Families of residential school students optimistic after Ontario says it will ID, commemorate burial sites

Jay Jones of the Children of Shingwauk Alumni Association is among relatives of students who were forced to attend residential schools and are encouraged by Ontario’s three-year plan announced Tuesday to identify and commemorate burial sites.

Province promises $10M over 3 years

Ontario on Tuesday announced a three-year plan to identify, investigate and commemorate residential school burial sites in the province. Photo shows a classroom circa 1945 at St. Anne's Indian Residential School in Fort Albany, Ont. (Edmund Metatawabin collection/Algoma University)

The president of the Children of Shingwauk Alumni Association says Ontario's plan to commemorate residential school burial sites is a "substantial" step toward reconciliation. 

Jay Jones was reacting to provincial government news Tuesday that it has earmarking $10 million in funding over a three-year span to identify, investigate and commemorate residential school burial sites in Ontario. 
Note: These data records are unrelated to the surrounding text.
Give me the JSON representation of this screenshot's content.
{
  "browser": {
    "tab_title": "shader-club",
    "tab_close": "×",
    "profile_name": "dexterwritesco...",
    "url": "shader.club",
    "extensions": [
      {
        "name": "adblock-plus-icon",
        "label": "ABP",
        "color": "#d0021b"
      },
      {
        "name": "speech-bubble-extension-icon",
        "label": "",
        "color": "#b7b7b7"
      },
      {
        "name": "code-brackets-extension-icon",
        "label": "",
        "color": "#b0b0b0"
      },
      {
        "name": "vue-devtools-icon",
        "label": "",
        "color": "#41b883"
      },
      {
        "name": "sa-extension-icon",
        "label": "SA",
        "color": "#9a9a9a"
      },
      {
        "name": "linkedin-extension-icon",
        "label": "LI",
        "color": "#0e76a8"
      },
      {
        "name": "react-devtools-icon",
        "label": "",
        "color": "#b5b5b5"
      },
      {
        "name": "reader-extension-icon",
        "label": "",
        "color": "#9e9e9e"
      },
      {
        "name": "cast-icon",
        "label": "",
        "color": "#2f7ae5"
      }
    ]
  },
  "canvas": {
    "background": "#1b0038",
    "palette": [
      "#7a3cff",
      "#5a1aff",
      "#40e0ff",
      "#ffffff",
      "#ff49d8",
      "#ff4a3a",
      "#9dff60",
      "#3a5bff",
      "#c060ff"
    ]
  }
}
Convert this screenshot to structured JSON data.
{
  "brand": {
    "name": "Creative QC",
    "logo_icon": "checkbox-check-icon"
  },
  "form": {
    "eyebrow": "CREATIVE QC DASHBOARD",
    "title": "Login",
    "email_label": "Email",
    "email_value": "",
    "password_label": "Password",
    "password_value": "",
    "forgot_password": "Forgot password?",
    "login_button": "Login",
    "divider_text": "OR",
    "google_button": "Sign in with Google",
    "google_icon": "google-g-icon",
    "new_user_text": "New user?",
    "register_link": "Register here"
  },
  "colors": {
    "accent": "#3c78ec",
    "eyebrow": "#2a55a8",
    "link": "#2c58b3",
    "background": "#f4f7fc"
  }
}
The announcement comes in the wake of the detection of the remains of an estimated 215 children buried at the former Kamloops Indian Residential School on the Tk'emlúps te Secwépemc First Nation.

Operating in Sault Ste. Marie from 1874 to 1970, Shingwauk was run by the Anglican Church of Canada. It included students from Sarnia, James Bay Coast, northern Quebec and the United States.

Jay Jones, the son of Susie and Vernon Jones, both Shingwauk residential school survivors, is president of the Children of Shingwauk Alumni Association. (Algoma University)

Jones is the son of Susie and Vernon Jones, who were both forced to attend Shingwauk.

"If [the government] puts the effort forward like they did today, I just think it's wonderful."

He said there's no firm timeline for when a project of this scale will be completed.

"If it takes longer than three years, then it will take longer than three years. This is a delicate situation and there's a lot of people's emotions at stake."

'Just a horrendous act'

Jones also wants to ensure that mistakes made in the past aren't repeated.

"My ultimate goal is that this never happens to another child again, because these were children, and it's just a horrendous act toward a human being, much less a child, and I hope that Canada does embrace this in an educational manner." 

Edmund Metatawabin, a former chief of Fort Albany First Nation, kept in touch with Cree traditions thanks to his father, who was a trapper. (Erik White/CBC)

For Edmund Metatawabin, a commemoration of the land outside the St. Anne's residential school in Fort Albany would help close the books on the past.

Metatawabin has been one of those who first brought attention to the treatment of children at St. Anne's

"I have one great-uncle that was killed there. I don't know where the marker is, but I hope it's in the community cemetery."

Hope battle ends to find burial sites

Metatawabin said he also has colleagues and friends who lost brothers and close relations at the school.

"They have no idea what happened to them. [Some families] would come down the river to pick their kids from the school at the end of the school year.

"So they came down in June toward the end of that month, pick up their children. And the Catholic Church told them, 'Oh, your son died last fall,' and they made no attempt, a letter, a phone call, a message or whatever to inform the parents that their child had died.

"You can just imagine if you were told that your child died seven months ago? That's what happened," he said. "That was the reality of the treatment."

Although it has been a decades-long battle with the Ontario government to help identify the burial grounds, Metawabin is also encouraged by the province's decision to have the project led by the Indigenous community.

"We've been talking about this since 1992," he said. "We would like to put these remains to rest, but the main thing is that the remains have to be respected and then laid to rest."